Judge Gilstrap of the Eastern District of Texas granted a new trial on damages after Core Wireless (“Core”) was awarded a $3.5 million judgment against LG Electronics (“LG”) for infringement of U.S. Patent Nos. 8,434,020 and 8,713,476. Core Wireless Licensing v. LG Electronics, No. 2:14-cv-911-JRG (E.D. Tex. Aug. 23, 2016). In granting LG’s motion under Federal Rule of Civil Procedure 59 for a new trial on damages (among a number of post-trial motions that the court considered), the court found that the damage award was not supported by substantial evidence.
To grant a new trial under Rule 59, the court may find “the verdict is against the weight of the evidence, the damages awarded are excessive, the trial was unfair, or prejudicial error was committed in its course.” The court must ensure that a jury’s award is supported by substantial evidence, and will grant a new trial when a jury’s damages award is clearly not supported by the evidence.
Core sought a reasonable royalty and provided testimony from a damages expert based on the value of the Android phones sold by LG at the time of an April 2013 hypothetical royalty negotiation. The expert used an estimated value of the non-accused Windows Mobile operating system as a substitute, concluding “that the correct royalty rate would fall ‘somewhere between zero and $2.97.’” Then, “[a]fter establishing that range,” the expert “started from zero and ‘inched up’ by two five-cent increments until he landed on what he believed to be ‘a reasonable number’” of 10 cents per unit, resulting in $3.5 million of damages.

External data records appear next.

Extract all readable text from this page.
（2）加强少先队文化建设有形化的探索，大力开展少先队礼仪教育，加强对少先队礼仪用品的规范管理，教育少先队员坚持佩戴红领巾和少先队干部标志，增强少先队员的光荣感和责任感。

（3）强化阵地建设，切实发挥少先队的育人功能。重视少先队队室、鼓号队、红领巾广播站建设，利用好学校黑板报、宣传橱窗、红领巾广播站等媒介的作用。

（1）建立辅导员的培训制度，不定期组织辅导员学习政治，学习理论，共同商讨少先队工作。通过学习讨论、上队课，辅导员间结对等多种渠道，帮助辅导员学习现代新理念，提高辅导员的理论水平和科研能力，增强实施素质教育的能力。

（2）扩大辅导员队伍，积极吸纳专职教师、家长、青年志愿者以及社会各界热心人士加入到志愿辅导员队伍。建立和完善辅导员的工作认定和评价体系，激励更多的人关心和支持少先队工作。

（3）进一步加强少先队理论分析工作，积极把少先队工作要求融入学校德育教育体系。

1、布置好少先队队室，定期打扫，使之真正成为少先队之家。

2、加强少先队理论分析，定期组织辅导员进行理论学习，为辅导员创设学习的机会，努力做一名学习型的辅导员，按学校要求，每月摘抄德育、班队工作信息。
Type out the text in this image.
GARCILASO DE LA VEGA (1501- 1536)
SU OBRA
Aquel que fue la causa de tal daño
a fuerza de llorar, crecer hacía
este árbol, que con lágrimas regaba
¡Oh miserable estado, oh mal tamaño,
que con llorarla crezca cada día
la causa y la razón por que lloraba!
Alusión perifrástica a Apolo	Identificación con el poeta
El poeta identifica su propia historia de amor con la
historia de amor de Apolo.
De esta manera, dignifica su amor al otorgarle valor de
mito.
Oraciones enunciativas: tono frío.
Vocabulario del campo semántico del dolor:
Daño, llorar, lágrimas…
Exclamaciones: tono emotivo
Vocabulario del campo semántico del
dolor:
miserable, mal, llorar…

The Court granted a new trial because Core did not present sufficient evidence to support the jury’s damages award. Core’s expert assigned a value to the Windows Mobile operating system solely on a 2008 magazine article, which the Court held was improper because (1) both Windows Mobile and Android were available for free in April 2013, and (2) Core did not show that Windows Mobile practiced the asserted patents. That is, the Court was not convinced that Windows Mobile was an appropriate substitute or bore “any relationship to the incremental value that the patented invention adds to the end product.”
The Court also held that the 10 cent royalty was not supported by substantial evidence. The expert testified that 5 cents per unit would be a typical unit to use for starting to calculate the royalty rate, but Core presented no royalty agreements or other licenses involving the asserted patents to indicate that 5 cents per unit was valid. At most, Core presented one patent pool license that was of little relevance. The expert even testified that per-unit royalties tend to be closer to 0.1 cents, or even less. Furthermore, Core’s expert never fully developed why he stopped at 10 cents, so the Court concluded that this approach was “fundamentally arbitrary and analogous to other ‘rule of thumb’ valuation practices” that the Federal Circuit has repeatedly rejected.
This case is a reaffirmation that, while damages calculations can be tricky and speculative, courts are not willing to uphold damages awards when the calculations appear arbitrary. Core’s damages calculation was rejected because the basis for the calculation relied on dissimilar products with an arbitrary price from years before the hypothetical negotiation and dependent on the expert’s judgment rather than a market standard. Grounding the calculations with established licenses, comparable products, and similar timing to the hypothetical negotiation will make the damages calculation more likely to be survive post-trial motions and avoid remittitur or a new trial.